İdealar dünyasında, duyulur dünyada bulunan her şeyin ilk örnekleri bulunmaktadır. Gölgeler dünyası olarak de değerlendirilen duyulur dünya ise geçicidir ve buradaki her nesne idealardan pay almıştır. Platon için idea kilit kavram rolü görmektedir ve varlık felsefesinin temeli olan bu idealar görüşü filozofun ahlak, siyaset anlayışının da temelini oluşturmaktadır.
5.1. Platon: İdea Kavramı
Batı felsefe tarihinde idea kavramının analizinin Platon ve Aristoteles’ten başlatılması geleneği vardır. Özellikle Platon söz konusu olduğunda İdea kavramı, söz gelimi Locke’ta kazandığı her türden zihinsel içeriği olma anlamından çok, bilgiye kaynaklık eden ana yapı olarak karşımıza çıkmaktadır. Diğer yandan antik çağ filozoflarının bütün bir batı felsefesinin atası konumunda olduğu göz önünde bulundurulursa, Yeni Çağ düşünürlerinin taşıdığı düşünsel mirasın Platon ve Aristoteles’e geri götürülebileceğini söylemenin çok da yanlış olmaz. Nitekim ide kavramı söz konusu olduğunda antikçağ ve yeniçağda kazandığı anlamlar arasındaki farklılıkların, birbirinden bütünüyle farklı iki şeyin aynı isimle adlandırılmış olması durumundan çok, bu kavramın tarih içerisinde geçirdiği değişim ve dönüşüm olarak yorumlanması uygun olacaktır.

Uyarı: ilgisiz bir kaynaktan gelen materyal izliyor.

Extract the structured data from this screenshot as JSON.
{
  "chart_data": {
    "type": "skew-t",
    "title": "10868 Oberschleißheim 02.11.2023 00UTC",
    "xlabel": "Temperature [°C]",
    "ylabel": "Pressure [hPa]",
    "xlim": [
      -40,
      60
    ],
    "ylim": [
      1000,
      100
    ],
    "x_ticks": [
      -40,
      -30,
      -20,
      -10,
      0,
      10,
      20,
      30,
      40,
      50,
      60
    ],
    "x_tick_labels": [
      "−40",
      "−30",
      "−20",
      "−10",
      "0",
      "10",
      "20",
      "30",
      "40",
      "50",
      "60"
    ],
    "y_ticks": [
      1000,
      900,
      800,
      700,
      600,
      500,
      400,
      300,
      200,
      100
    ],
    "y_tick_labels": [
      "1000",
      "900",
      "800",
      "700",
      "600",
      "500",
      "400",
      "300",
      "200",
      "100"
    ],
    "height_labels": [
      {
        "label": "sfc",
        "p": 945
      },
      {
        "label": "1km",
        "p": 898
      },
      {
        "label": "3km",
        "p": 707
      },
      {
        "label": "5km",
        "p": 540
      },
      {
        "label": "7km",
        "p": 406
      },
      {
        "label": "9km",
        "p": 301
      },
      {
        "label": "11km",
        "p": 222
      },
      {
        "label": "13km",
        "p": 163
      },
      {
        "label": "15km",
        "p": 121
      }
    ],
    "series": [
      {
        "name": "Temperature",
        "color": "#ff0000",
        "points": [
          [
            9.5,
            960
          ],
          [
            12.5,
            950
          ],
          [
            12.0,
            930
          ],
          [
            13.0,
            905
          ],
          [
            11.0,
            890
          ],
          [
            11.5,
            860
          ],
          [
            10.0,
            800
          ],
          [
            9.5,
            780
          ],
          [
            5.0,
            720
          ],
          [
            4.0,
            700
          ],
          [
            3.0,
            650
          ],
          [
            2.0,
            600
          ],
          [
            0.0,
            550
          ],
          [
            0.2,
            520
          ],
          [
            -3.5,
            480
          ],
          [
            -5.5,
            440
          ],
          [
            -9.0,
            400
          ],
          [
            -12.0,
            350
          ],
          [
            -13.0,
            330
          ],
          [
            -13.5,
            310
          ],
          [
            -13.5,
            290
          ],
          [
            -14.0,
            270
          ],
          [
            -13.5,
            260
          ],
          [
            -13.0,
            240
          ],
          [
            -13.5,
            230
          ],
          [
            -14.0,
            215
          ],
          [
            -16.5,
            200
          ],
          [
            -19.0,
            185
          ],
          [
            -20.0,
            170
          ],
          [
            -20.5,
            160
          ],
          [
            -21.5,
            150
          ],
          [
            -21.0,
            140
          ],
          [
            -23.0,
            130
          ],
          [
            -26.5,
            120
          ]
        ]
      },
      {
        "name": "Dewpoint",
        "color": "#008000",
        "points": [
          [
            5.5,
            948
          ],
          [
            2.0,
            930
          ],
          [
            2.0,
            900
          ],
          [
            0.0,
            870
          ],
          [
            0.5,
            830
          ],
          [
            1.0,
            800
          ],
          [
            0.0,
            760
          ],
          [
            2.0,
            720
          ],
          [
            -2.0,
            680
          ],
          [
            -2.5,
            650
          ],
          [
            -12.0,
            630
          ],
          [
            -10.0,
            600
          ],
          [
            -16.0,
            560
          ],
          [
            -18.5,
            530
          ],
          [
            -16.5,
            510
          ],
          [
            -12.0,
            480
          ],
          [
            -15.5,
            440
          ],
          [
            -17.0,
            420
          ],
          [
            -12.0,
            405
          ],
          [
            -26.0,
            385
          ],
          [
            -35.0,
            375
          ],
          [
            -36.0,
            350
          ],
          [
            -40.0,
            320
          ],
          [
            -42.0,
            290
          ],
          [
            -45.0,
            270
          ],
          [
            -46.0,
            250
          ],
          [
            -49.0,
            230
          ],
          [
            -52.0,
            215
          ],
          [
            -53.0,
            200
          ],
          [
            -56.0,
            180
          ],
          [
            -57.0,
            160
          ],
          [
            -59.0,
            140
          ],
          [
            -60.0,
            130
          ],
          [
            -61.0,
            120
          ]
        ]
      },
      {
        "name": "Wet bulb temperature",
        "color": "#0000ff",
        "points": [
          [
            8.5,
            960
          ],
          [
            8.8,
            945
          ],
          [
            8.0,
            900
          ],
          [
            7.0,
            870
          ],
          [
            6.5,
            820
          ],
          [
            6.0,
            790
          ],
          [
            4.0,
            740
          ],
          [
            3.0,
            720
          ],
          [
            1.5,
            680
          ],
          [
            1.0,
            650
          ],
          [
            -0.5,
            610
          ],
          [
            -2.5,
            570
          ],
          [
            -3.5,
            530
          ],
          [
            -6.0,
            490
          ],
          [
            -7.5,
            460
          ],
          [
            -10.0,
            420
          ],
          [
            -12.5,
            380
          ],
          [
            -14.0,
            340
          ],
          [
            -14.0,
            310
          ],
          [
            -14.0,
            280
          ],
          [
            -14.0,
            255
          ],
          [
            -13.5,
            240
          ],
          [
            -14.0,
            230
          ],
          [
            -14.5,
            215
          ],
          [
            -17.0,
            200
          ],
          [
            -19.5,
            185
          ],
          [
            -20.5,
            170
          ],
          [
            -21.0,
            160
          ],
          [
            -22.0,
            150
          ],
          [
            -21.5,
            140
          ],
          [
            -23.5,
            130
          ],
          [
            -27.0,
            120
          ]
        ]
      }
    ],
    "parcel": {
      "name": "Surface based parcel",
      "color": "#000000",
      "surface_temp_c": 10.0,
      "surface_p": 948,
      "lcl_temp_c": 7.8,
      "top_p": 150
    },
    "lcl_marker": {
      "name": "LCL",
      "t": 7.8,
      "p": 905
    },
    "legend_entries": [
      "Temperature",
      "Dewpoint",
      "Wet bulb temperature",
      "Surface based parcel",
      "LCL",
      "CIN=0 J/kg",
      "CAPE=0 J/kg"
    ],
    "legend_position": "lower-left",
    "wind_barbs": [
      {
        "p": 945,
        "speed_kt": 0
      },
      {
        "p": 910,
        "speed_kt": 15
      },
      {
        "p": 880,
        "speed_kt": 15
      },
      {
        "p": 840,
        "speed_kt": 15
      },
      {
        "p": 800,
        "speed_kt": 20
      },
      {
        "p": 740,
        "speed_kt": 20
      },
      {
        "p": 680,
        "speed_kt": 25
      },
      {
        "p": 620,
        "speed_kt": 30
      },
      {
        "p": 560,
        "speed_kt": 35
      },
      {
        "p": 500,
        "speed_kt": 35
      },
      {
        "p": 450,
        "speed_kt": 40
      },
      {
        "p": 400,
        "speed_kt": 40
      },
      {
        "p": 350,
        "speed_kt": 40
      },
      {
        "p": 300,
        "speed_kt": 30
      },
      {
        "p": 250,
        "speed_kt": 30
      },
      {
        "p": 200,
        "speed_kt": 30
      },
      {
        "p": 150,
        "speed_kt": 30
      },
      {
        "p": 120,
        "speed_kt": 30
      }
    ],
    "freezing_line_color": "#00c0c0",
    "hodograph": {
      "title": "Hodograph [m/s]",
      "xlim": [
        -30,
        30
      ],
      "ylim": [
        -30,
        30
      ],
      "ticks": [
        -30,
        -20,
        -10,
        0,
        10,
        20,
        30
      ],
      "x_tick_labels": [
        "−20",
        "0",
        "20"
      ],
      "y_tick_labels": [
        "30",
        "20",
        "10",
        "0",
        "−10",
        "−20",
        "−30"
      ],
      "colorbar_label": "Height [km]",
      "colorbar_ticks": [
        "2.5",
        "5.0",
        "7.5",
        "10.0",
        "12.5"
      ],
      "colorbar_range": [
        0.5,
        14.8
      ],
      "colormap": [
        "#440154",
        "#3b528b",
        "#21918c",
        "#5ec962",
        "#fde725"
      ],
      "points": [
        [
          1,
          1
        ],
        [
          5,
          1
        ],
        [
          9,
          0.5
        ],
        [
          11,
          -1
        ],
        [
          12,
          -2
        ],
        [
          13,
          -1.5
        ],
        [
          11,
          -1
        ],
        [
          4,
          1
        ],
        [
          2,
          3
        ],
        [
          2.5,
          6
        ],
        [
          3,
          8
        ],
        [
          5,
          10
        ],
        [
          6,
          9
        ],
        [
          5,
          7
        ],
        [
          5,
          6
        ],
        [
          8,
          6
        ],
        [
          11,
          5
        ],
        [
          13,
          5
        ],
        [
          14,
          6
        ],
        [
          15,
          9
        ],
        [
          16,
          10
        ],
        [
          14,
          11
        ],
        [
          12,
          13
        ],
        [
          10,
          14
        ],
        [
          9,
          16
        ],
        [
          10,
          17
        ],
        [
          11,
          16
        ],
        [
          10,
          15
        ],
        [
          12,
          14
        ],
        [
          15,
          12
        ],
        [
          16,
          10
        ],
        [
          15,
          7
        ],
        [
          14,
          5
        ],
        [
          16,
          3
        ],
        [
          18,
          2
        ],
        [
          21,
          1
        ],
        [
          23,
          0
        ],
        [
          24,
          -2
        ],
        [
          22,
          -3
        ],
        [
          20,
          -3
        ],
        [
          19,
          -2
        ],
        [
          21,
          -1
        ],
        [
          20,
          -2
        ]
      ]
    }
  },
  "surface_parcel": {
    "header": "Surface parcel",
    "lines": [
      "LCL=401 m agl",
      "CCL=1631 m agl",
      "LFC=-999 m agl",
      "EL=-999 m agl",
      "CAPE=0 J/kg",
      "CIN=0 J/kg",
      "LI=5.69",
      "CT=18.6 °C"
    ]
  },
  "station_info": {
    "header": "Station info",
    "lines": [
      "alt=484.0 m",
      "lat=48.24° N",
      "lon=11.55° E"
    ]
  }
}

Platon felsefesinin temel direklerinden biri duyusal deneyimimize konu olan dünya ile saf akılla kavradığımız dünya arasındaki ayrımdır. Bu ayrım uyarınca deneyimimize konu olan dünya değişme ve oluşa tabi olan yanılsamaların dünyasıdır. Çünkü duyularımız ile algıladığımız her şey, sürekli olarak değişen, dönüşen bir yapıdadır. Bu bakımdan, duyusal olanların sürekliliğinden ya da sabitliğinden bahsedemeyiz.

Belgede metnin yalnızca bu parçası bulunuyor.